= William McKendree Morgan =

American judge (1869–1942)

William McKendree Morgan (December 2, 1869 – October 16, 1942) was an American judge, lawyer and politician who served for two separate periods on the Idaho Supreme Court.

== Life ==
Morgan was born in Adams County, Illinois to John Milton and Mary ( Gooding) Morgan. He was educated in the country schools of Bourbon County, Kansas, later attending the Kansas Normal College at Fort Scott. In 1890, when twenty years of age, he set out to win a fortune in the far west. Making his way to Idaho, he located at Moscow in Latah County and secured employment on ranches in that vicinity. During the winter of 1890–91, he took up the study of law, and was admitted to the bar on October 9, 1894.

In the interim, he became a deputy sheriff of Latah County, serving in that position from 1 January 1893, until 1895, when he began practice. He served as a Democrat in the state legislature from 1897 to 1899, and in 1897 was also appointed private secretary to Henry Heitfeld, United States senator, and continued in that position for five years or until 1902, spending most of the period in Washington, D.C. While there, he pursued a course in the law department of Georgetown University, receiving an LL.M. in 1899.

Morgan's brother Albert was also an Idaho lawyer, and the brothers were law partners at various times. Although they were closely associated in their professional and social interests, they had opposite political views, Morgan being a Democrat and his brother being a staunch Republican.

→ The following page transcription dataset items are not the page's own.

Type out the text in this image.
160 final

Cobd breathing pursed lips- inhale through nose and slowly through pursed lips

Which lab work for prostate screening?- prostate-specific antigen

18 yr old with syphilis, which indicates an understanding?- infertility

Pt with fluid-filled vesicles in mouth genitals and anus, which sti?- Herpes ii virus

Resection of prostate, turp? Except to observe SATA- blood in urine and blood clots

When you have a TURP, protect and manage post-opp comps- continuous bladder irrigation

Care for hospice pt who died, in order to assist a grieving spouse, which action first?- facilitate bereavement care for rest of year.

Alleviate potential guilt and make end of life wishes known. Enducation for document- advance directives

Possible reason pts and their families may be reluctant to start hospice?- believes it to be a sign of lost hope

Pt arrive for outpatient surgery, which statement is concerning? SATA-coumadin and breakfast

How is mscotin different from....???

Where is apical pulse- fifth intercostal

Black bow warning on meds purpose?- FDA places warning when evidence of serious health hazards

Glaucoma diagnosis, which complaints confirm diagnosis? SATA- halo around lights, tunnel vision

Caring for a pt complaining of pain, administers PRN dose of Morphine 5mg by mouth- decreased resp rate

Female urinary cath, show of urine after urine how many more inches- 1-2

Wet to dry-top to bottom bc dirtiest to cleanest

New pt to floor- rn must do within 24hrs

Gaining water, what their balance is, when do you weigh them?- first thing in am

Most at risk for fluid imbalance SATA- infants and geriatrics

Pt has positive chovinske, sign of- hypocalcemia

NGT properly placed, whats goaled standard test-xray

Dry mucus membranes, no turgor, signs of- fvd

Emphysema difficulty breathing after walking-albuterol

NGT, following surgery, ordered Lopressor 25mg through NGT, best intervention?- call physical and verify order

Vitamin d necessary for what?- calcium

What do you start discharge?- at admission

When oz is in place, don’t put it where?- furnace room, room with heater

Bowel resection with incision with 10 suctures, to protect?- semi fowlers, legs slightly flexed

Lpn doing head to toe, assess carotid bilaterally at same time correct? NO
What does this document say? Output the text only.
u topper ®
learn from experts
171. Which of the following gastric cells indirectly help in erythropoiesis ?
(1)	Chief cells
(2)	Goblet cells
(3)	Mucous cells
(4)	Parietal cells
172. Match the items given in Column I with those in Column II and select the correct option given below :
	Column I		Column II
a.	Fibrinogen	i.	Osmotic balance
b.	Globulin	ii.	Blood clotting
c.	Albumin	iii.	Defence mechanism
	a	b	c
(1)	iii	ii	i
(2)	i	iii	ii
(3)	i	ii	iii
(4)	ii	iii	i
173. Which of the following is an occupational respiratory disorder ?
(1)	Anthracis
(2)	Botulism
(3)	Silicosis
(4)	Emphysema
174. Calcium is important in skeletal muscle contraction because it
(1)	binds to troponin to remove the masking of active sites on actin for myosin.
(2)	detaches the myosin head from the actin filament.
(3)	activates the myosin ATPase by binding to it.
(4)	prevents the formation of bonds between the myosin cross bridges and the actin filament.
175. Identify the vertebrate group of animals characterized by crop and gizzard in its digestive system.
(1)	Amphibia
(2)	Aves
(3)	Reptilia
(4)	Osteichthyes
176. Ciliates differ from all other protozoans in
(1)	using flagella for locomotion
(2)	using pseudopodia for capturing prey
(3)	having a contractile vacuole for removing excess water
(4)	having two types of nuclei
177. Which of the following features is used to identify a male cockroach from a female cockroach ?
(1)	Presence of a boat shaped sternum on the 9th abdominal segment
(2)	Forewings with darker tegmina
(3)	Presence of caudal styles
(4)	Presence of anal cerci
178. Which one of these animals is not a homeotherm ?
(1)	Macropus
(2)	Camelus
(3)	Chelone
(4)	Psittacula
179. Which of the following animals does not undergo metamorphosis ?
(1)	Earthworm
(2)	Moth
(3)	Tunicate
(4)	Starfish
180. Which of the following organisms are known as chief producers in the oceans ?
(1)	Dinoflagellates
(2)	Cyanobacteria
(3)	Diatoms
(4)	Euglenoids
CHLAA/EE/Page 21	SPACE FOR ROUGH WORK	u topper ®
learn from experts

Morgan served as mayor of Moscow from 1906 to 1908 and returned to the state legislature from 1911 to 1913, serving as the minority leader in the House. In 1914 he was elected to the Idaho Supreme Court, and by natural rotation became chief justice on January 1, 1919. Morgan resigned from the Idaho Supreme Court in 1920, returning to private practice. However, he defeated incumbent Justice Bertram S. Varian to return to the Idaho Supreme Court in 1933, and served until his death at age 72 in 1942.

==Family==
Morgan married Emma May Friedline of Moscow on July 22, 1895. They had two daughters, Pearl and Grace, and a son, Arthur Percival, who died at the age of seventeen months.